Don't Needlessly Nest let Expressions. Multiple declarations may occur in the first block of a let...in...end expression. The bindings are performed sequentially, so you may use a name bound earlier in the same block. Consider the following:

let
  val x = 42
in
  let
    val y = x + 101
  in
    x + y
  end
end

let
  val x = 42
  val y = x + 101
in
  x + y
end

The latter is better.

Avoid Computing Values Twice. If you compute a value twice, you're wasting CPU time and making your program ugly. The best way to avoid computing values twice is to create a let expression and bind the computed value to a variable name. This has the added benefit of letting you document the purpose of the value with a name.

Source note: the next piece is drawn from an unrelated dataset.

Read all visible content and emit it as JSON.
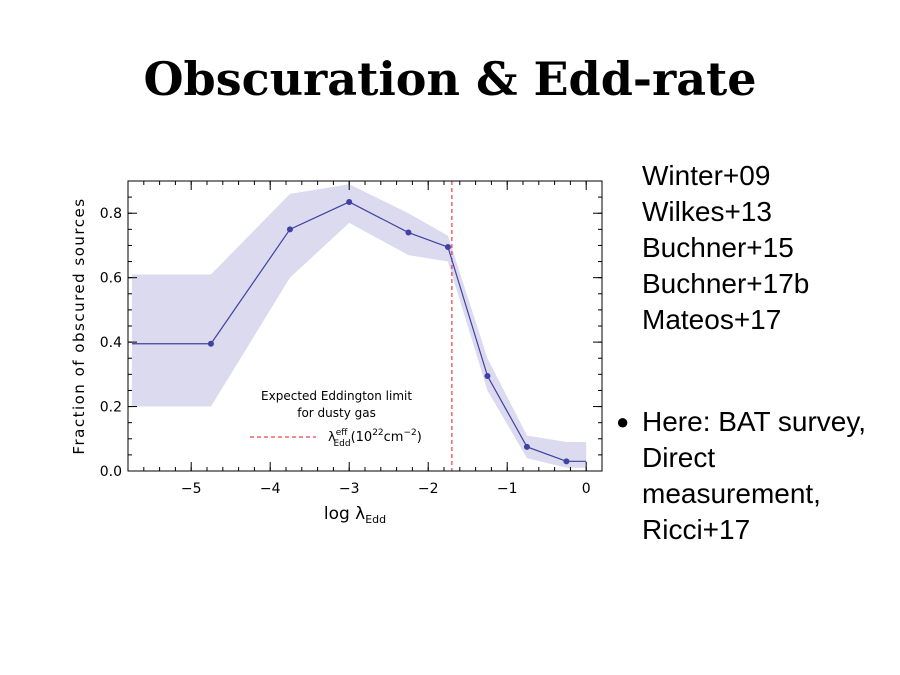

Chapter 8: File names and encoding

In general, a source file should only contain one signature or structure. In more detail:

  • if a signature is only implemented by one structure, the signature and structure can be placed in one file,
  • if a signature is implemented by several structures, the signature should be placed into a separate file.

The file name should reflect the signature name and it should be and separated by underscore, e.g., ocl_term.sig.

Source files should use the Unix line ending convention and be either encoding using ASCII (preferred) or UTF-8.

Chapter 9: Compatibility

Any code developed must be portable among the supported SML systems (currently: sml/NJ, mlton, polyml 5.x). Moreover, the code should without errors or warnings. In general, you should treat compiler warnings as errors. Keep in mind that polyml does only provide a subset of the SML standard library.

Appendix

Appendix I: Machine-support

The following elisp-snippet provides marginal support for this coding-style for the sml-mode of Emacs.

  (setq sml-indent-level       2)
  (setq sml-pipe-indent        -2)
  (setq sml-case-indent        t)
  (setq sml-nested-if-indent   t)
  (setq sml-type-of-indent     nil)     
  (setq sml-electric-semi-mode nil)